Jede neue Gesellschafts-/Organisationsform braucht aber neue Spielregeln, sonst funktioniert sie nicht. Wenn jedes Individuum diese aus einem inneren Glauben an spätere Belohnung/Bestrafung heraus befolgt, ist das effektiver (und überhaupt erst durchführbar), als wenn an jeder Ecke ein Polizist steht.
Welche der Zehn Gebote würdest du denn als "neu" bezeichnen? Ist nicht der Großteil der Zehn Gebote überhaupt essentiell für ein menschliches Zusammenleben?
Mit dem 5. Gebot wird ein altes Ärgernis angegangen. Die eigentliche Bedeutung von "Du sollst nicht töten" ist nämlich "Du sollst keine Blutrache üben".
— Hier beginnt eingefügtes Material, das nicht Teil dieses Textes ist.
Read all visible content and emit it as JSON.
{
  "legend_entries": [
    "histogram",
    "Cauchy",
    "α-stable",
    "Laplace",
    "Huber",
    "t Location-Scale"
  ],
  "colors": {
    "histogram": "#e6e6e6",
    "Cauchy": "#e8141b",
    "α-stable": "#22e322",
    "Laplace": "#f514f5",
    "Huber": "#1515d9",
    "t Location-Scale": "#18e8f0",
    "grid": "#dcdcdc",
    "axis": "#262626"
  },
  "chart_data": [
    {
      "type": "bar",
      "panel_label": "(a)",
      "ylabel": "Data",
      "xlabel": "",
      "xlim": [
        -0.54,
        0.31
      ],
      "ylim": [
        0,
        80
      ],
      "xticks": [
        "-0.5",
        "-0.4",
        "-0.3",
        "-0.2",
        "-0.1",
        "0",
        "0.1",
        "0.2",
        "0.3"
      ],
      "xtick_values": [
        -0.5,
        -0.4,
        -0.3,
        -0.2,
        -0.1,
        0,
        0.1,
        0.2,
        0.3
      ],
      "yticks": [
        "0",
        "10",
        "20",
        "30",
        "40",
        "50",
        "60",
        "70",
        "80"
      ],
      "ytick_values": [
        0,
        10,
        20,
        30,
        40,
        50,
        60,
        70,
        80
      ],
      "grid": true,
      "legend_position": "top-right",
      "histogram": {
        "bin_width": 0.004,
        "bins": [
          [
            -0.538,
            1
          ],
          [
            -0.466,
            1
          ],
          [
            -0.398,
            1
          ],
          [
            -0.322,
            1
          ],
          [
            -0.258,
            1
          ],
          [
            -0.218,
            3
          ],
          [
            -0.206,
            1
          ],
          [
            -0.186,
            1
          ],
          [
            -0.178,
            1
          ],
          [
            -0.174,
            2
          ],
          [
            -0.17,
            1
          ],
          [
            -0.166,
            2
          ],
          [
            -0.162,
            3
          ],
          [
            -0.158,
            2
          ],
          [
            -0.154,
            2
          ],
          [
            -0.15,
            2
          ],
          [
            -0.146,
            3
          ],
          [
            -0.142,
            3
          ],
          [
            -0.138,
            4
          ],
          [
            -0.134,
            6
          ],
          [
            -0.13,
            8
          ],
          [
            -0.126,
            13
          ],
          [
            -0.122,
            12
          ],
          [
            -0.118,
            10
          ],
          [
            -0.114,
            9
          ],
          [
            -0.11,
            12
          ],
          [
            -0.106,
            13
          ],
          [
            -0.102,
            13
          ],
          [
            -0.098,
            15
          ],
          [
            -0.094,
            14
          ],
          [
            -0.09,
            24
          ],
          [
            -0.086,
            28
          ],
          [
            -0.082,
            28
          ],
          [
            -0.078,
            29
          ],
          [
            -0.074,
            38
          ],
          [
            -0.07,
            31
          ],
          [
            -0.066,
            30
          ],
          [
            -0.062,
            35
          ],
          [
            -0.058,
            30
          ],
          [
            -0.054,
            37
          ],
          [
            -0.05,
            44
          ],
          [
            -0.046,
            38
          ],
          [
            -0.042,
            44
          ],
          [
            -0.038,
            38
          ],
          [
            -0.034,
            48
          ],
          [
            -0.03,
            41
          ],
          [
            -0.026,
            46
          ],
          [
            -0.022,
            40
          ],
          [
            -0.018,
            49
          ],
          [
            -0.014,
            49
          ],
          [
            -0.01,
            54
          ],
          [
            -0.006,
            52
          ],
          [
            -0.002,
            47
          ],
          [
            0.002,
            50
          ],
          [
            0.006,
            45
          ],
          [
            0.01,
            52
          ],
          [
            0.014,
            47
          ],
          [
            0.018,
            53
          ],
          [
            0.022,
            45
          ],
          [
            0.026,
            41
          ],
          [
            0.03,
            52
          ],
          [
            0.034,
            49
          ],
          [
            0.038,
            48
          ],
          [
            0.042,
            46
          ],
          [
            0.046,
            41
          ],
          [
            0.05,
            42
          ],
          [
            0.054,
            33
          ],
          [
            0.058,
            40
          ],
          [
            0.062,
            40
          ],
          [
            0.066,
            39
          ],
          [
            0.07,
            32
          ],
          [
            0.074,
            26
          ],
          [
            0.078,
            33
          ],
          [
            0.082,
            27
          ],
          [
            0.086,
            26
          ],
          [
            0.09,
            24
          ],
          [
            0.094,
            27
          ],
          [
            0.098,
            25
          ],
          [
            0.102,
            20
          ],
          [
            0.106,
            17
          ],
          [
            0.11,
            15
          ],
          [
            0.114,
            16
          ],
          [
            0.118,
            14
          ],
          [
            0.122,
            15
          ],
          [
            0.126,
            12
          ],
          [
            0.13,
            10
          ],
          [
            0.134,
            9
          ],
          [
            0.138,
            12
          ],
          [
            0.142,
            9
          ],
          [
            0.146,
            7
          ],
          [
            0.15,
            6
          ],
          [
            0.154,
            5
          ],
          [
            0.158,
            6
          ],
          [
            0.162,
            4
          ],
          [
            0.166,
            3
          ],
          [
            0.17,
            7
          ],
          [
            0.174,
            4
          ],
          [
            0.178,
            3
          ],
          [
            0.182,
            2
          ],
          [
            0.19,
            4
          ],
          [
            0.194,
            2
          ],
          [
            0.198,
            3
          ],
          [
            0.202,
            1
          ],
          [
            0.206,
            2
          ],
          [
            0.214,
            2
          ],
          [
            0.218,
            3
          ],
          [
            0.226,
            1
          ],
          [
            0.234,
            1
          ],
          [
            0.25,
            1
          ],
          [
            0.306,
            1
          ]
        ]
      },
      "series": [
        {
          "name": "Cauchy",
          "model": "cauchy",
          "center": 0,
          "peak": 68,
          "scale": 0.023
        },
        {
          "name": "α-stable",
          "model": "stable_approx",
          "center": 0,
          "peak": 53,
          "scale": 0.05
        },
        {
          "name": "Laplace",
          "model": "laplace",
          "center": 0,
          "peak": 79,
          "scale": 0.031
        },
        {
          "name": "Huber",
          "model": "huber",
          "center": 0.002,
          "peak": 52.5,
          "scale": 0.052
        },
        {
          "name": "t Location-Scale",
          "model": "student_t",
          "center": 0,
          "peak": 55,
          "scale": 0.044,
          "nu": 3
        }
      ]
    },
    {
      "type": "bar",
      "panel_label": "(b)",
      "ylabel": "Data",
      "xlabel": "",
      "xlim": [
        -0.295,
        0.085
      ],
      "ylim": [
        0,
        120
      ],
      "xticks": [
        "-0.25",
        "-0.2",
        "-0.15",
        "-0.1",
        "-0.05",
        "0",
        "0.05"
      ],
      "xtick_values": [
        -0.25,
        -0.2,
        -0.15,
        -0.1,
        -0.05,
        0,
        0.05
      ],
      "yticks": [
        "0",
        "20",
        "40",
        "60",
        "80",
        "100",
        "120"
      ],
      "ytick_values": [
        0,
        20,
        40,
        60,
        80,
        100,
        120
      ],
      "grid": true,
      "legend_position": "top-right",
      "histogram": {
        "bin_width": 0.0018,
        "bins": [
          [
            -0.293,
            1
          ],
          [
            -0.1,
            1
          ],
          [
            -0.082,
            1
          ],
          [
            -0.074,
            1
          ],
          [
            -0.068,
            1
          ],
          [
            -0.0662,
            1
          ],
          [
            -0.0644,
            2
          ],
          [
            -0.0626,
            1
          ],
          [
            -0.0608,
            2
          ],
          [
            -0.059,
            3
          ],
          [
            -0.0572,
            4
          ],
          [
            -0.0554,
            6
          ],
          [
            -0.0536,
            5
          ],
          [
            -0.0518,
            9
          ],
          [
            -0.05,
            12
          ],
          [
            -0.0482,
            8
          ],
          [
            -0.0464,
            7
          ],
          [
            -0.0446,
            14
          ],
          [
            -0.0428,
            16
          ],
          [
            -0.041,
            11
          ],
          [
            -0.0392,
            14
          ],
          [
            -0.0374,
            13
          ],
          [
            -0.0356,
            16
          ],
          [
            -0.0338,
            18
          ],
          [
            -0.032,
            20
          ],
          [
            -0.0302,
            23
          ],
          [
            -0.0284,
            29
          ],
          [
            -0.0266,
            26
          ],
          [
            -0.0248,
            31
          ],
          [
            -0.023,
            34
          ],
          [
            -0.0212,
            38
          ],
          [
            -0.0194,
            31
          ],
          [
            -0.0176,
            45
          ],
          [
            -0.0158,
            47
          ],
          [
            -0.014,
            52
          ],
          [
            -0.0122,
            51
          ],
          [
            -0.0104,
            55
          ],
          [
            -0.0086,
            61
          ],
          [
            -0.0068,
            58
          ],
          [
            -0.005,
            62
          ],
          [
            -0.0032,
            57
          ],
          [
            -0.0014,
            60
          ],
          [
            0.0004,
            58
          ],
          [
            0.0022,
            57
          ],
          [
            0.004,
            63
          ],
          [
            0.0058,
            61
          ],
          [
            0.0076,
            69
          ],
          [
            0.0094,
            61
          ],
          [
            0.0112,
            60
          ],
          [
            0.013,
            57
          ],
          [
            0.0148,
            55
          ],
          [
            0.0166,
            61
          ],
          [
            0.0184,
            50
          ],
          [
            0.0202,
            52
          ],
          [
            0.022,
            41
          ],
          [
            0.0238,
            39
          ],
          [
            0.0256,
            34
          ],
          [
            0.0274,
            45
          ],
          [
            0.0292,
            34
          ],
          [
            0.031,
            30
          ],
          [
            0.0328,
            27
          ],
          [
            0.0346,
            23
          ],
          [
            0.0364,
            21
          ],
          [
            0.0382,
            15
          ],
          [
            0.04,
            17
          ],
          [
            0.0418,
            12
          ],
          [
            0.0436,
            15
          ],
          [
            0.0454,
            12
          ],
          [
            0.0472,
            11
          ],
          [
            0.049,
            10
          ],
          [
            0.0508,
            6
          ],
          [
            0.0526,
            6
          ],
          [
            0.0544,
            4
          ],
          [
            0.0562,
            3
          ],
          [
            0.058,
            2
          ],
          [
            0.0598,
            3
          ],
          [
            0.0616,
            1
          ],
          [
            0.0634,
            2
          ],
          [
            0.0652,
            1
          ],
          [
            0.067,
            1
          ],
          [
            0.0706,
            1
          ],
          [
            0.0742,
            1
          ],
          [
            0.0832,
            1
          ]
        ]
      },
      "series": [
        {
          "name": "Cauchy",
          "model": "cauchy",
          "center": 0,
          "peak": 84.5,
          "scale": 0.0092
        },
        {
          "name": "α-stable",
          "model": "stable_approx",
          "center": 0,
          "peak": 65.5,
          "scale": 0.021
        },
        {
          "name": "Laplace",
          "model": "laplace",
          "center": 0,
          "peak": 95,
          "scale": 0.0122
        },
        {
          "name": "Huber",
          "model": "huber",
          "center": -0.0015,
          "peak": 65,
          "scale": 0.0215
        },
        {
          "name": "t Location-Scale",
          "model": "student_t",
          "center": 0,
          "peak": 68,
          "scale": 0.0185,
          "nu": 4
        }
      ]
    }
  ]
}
Wo hast du das denn her? Die jüdische Tradition und damit die Thora sagt (wortwörtlich): "Morde nicht!" Von Blutrache steht da gar nichts, ganz im Gegenteil, Blutrache gibt es auch danach im AT noch und wird dabei auch geduldet. Nachdem das 5. Gebot aber doch sehr allgemein gehalten ist, war es mit Sicherheit der ursprünglichen Zielgruppe klar, was mit diesem Allgemeinplatz alles gemeint und was damit eben nicht gemeint ist. Den nachfolgenden Generationen wohl schon weniger. Bereits im NT gibt es zum 5. Gebot Handlungsanweisungen in der Bergpredigt (Mt 5,22 und Mt 5, 44). Der Koran wird noch mal eine Spur genauer: "Und tötet niemand, den Gott verboten hat, außer wenn ihr dazu berechtigt seid."
Man hätte keine Blutrache und andere Strafen bei Mord gebraucht, wenn das 6. Gebot nicht die Niederschrift eines bewährten Rechts gewesen wäre.